Nel 2020 ancora si diffondono comunicati arcaici e senza senso per colpire le persone libere. “La segreteria provinciale di Forza Nuova (Piacenza) annuncia che non se ne resterà con le mani in mano in occasione del Gay Pride. Sono tempi in cui si vuole far diventare la normalità motivo di vergogna e la perversione motivo di orgoglio, vogliono togliere ai bambini il diritto di avere un padre e una madre come natura insegna.
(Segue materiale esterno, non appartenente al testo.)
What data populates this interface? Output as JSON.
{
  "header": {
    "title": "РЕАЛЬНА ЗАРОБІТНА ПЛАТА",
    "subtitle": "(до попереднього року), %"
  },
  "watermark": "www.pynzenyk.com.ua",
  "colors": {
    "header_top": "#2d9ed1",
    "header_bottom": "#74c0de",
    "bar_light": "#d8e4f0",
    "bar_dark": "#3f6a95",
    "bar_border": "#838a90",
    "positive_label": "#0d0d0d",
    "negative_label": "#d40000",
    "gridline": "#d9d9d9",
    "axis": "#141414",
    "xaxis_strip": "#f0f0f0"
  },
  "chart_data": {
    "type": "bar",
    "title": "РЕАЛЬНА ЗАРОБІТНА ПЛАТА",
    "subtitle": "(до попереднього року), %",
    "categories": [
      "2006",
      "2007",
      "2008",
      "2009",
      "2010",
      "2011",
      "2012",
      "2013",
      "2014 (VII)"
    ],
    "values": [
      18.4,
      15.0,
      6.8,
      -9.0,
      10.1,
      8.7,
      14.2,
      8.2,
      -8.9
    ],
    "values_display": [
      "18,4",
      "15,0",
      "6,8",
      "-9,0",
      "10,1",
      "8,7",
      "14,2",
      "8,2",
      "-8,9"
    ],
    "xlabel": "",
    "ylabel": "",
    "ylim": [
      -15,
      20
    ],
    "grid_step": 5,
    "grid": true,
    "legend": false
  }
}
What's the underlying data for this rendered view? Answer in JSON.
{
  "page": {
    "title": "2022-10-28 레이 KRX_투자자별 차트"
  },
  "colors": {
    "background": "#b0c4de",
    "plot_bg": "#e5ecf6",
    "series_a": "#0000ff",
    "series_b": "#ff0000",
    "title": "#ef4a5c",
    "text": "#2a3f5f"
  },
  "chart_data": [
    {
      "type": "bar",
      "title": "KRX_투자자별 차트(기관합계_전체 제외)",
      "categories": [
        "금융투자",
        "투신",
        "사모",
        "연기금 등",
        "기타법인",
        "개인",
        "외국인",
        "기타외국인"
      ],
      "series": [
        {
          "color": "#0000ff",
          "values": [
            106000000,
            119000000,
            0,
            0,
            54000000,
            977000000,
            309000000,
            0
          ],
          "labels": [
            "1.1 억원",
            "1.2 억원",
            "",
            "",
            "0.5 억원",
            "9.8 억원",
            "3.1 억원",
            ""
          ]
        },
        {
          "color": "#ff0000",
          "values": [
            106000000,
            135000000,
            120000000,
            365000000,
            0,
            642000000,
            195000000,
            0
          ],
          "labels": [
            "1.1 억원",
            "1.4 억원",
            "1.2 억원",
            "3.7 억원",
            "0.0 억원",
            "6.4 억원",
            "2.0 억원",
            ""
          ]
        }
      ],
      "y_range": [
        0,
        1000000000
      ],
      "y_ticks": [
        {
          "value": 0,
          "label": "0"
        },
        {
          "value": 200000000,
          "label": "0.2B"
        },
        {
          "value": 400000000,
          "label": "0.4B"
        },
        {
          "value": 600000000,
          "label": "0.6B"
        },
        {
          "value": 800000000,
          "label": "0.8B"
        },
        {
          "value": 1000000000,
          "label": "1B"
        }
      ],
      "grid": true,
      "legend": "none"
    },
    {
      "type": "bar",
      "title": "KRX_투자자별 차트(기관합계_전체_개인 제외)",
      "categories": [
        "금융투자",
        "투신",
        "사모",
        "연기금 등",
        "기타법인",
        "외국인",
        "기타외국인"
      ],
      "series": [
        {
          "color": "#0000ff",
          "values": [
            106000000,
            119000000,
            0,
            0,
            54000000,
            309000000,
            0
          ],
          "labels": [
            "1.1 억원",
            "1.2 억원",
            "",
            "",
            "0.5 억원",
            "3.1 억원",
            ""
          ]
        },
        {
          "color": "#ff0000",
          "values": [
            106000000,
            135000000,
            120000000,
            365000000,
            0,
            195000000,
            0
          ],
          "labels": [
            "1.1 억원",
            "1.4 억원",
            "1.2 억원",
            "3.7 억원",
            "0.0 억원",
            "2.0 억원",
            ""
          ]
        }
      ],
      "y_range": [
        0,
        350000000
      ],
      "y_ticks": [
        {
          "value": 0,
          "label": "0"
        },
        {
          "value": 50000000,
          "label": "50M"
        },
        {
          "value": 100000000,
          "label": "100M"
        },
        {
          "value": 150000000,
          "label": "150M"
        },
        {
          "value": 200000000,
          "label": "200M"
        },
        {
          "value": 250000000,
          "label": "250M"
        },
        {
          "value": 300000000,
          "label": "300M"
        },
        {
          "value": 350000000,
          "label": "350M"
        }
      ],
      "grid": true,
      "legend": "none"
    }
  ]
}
Noi, unici guardiani a difesa della famiglia tradizionale e della vita, siamo pronti a batterci con tutte le nostre forze contro questo caos ideologico e questo disordine morale”. Queste stesse parole sono nella bocca di persone che governano questo Paese. «L’elencazione potrebbe continuare a lungo – si legge nell’Ordinanza -, ma si ritiene che gli esempi siano sufficienti a delineare l’identità politica del gruppo quale si ricava dalla sua concreta attività politica e valgono a rafforzare la qualifica di organizzazione d’odio la cui propaganda è vietata su Facebook. La risoluzione del contratto e l’interruzione del servizio di fornitura appaiono, quindi, legittimi». E nella vita reale? Chi fermerà questa invasione? La classe dirigente, che governa questo Paese, seguirà la coraggiosa presa di posizione di un Giudice?